The move was a worrying development for the West as it took Iran's enrichment level closer to the 90 percent needed for making atomic bombs. A much lower level of enrichment is needed for electricity production and the move to 20 percent enrichment increased suspicions about Iran's peaceful motives.

"After we increase the production capacity in Fordow by three times, then we will stop the 20 percent section of the Natanz site and will transfer it completely to Fordow," Abbasi-Davani said.

The shift from Natanz, near Isfahan in central Iran, to Fordow, near Qom, south of the capital, was an answer to a second letter sent to Iran by IAEA chief Yukiya Amano last week about the agency's concerns, he added.

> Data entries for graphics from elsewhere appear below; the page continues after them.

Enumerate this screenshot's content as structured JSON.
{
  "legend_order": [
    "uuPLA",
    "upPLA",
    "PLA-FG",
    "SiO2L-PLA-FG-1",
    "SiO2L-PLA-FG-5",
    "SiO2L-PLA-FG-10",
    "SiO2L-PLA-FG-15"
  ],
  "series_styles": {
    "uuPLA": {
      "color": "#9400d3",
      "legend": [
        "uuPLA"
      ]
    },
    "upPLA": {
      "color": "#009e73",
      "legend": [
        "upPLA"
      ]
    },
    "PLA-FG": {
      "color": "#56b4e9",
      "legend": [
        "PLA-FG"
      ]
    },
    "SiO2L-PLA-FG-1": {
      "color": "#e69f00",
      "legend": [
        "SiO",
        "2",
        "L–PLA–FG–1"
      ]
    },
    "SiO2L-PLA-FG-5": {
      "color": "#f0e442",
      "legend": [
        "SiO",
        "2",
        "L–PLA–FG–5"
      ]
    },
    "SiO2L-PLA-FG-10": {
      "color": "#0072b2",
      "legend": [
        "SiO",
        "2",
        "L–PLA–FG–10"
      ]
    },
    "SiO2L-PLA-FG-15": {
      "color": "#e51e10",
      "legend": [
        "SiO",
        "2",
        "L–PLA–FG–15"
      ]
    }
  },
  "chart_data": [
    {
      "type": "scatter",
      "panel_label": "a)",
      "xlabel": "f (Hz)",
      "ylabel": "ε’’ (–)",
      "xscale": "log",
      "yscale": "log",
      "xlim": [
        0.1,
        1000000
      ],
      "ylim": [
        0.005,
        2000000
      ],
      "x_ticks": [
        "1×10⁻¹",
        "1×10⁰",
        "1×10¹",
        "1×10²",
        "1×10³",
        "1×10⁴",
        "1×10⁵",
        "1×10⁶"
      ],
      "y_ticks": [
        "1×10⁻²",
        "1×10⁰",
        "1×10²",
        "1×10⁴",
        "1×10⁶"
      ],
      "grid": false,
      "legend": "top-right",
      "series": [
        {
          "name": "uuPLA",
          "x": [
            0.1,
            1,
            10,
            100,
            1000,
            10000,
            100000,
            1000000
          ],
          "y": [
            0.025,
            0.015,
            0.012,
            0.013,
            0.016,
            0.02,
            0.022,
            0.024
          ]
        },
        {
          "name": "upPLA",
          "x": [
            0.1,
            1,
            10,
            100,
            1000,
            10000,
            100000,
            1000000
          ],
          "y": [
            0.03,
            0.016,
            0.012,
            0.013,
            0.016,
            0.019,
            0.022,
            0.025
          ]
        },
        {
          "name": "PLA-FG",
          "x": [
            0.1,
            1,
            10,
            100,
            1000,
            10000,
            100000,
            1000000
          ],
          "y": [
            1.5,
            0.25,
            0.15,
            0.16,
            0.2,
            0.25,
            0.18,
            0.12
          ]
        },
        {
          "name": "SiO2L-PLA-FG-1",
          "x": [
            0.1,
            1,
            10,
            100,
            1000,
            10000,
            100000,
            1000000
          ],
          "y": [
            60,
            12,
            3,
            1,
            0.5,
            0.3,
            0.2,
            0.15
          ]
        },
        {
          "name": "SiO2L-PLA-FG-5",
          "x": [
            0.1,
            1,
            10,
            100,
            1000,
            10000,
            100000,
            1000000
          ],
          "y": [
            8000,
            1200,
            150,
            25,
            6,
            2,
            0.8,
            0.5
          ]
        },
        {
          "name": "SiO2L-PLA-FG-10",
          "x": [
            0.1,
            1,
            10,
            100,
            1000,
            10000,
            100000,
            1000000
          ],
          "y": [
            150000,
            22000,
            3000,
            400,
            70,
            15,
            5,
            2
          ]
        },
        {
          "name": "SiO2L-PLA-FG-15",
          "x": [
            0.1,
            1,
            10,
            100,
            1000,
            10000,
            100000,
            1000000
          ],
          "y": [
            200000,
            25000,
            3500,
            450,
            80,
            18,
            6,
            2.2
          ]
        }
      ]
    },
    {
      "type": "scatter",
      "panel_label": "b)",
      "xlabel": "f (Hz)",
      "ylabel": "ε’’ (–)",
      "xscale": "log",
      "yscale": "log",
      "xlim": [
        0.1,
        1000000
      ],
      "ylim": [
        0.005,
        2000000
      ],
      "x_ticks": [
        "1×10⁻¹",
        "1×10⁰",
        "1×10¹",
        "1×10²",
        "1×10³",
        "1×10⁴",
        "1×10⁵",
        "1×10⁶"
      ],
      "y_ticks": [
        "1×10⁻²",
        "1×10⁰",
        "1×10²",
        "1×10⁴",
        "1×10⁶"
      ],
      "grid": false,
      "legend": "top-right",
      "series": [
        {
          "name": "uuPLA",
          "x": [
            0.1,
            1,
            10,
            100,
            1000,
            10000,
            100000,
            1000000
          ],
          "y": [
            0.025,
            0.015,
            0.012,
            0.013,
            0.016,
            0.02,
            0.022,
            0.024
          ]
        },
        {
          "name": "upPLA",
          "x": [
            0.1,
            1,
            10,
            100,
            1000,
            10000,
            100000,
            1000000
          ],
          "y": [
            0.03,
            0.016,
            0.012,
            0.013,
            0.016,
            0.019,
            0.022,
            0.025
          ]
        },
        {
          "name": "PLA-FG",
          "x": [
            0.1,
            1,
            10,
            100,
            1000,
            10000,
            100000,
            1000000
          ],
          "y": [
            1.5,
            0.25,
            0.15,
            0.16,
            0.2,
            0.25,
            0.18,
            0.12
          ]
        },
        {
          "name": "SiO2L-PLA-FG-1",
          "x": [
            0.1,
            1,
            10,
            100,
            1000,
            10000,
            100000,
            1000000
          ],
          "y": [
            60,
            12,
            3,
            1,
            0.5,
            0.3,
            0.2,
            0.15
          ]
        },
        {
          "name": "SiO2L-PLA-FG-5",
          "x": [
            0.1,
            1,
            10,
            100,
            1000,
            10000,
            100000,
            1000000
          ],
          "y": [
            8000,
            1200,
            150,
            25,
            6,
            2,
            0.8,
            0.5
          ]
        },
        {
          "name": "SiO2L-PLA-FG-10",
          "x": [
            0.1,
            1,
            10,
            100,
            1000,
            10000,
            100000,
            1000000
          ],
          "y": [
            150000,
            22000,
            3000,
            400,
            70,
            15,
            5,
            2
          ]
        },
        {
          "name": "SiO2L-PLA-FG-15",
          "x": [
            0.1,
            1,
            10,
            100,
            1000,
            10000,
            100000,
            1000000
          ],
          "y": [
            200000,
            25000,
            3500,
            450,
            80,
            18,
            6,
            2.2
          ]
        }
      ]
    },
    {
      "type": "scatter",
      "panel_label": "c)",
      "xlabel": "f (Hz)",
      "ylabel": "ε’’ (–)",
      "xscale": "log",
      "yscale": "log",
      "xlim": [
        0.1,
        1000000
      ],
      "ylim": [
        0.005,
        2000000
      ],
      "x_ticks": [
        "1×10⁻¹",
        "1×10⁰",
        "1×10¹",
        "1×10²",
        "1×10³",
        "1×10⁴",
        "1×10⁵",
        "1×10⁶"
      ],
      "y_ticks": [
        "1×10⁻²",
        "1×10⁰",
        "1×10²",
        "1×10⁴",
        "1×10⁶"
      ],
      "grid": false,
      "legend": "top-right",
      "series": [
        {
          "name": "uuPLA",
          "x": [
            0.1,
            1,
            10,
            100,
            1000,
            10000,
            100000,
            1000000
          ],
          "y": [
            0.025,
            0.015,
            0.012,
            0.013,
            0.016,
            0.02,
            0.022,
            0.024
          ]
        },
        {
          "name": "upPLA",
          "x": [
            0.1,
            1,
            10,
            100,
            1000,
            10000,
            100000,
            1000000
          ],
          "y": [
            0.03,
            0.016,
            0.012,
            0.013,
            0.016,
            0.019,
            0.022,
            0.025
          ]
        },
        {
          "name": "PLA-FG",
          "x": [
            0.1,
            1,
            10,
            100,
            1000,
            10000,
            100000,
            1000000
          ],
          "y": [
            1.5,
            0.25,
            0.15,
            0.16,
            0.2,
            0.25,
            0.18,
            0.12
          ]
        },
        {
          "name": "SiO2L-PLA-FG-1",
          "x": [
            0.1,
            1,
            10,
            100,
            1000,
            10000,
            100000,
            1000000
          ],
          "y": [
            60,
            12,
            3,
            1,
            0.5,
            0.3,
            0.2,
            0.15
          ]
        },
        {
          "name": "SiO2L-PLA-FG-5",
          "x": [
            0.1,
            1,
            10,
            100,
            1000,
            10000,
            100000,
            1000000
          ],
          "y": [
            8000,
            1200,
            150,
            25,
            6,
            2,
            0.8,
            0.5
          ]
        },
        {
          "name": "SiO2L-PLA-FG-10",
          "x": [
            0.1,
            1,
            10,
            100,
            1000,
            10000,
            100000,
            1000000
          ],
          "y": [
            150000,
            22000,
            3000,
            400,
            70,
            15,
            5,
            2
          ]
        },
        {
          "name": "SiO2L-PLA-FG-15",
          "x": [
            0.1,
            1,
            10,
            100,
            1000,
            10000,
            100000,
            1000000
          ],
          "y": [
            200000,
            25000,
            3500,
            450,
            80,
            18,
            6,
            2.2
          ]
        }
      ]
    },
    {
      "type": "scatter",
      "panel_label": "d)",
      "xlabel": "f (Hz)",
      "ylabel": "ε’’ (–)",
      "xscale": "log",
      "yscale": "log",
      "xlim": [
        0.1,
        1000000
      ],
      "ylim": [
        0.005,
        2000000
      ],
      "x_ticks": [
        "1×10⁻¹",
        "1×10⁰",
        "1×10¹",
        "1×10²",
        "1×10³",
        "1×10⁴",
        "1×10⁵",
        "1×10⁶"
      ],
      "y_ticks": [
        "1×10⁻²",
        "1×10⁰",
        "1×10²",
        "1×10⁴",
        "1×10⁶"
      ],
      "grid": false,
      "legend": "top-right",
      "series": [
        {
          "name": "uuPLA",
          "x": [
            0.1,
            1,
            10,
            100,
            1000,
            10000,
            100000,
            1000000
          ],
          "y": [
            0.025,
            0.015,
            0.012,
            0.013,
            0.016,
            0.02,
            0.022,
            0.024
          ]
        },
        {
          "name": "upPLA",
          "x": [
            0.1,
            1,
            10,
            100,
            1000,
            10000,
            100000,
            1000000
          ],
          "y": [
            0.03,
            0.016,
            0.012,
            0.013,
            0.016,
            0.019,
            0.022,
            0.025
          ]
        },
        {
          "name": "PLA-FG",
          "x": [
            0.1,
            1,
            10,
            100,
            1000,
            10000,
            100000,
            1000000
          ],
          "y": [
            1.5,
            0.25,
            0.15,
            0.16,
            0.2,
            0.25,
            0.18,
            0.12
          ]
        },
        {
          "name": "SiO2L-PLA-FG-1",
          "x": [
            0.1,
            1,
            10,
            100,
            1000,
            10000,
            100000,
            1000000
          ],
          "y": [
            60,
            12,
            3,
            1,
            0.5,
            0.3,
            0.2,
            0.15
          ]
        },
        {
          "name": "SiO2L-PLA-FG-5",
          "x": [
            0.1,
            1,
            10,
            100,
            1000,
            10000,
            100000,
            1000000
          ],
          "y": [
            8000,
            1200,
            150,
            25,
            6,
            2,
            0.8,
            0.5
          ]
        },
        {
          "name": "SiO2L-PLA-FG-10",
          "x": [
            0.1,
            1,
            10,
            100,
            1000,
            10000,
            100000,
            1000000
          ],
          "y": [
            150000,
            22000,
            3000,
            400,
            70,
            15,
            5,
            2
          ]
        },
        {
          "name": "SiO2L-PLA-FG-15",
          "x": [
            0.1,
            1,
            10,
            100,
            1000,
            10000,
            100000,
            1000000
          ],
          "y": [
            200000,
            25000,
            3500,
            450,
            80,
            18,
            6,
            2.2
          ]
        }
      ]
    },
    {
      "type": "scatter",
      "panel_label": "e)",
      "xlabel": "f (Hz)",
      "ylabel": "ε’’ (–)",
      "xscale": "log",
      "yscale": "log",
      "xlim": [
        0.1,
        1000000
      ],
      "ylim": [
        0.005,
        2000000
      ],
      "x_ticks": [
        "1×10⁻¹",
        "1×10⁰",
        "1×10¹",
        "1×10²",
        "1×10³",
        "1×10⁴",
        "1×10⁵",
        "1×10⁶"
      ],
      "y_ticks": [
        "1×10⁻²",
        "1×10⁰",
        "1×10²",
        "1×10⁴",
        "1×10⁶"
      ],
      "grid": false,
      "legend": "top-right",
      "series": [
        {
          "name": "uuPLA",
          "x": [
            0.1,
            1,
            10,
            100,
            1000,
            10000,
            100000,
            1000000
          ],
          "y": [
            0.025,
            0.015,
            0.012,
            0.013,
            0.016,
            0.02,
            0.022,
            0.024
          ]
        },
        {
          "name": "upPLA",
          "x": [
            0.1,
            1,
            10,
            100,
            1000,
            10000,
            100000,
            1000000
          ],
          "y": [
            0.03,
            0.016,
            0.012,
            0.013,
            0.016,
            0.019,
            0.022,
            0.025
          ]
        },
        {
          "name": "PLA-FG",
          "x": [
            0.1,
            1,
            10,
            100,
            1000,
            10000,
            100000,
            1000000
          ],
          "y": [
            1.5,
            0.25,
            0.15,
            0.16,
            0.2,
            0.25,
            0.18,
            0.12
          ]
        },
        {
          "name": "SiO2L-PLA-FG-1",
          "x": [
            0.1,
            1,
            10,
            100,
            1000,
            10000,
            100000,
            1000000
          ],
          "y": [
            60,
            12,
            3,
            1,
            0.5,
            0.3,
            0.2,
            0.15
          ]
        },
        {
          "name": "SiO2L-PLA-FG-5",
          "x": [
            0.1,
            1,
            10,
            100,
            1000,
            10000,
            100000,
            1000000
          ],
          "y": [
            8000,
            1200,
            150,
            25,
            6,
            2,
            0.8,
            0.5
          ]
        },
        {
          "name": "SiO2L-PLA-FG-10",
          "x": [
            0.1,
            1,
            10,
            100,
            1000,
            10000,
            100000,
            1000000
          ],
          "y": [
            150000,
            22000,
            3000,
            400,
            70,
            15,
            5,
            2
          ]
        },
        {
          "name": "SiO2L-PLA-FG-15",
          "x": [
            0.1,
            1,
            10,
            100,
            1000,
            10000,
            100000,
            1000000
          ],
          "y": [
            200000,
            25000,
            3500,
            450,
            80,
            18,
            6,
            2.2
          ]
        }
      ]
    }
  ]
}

Abbasi-Davani's announcement came shortly before the IAEA board, meeting in Vienna, was due to discuss Iran's nuclear program, probably later on Wednesday.

In its latest report on Iran, in late May, the agency said that the Islamic state had informed it in February of plans to begin feeding nuclear material into enrichment cascades at Fordow "by this summer".

But the IAEA added that as of May 21 no centrifuges had been introduced into the facility.

Iran only disclosed the existence of the Fordow site, inside a mountain bunker, in September 2009, after Western intelligence had detected it.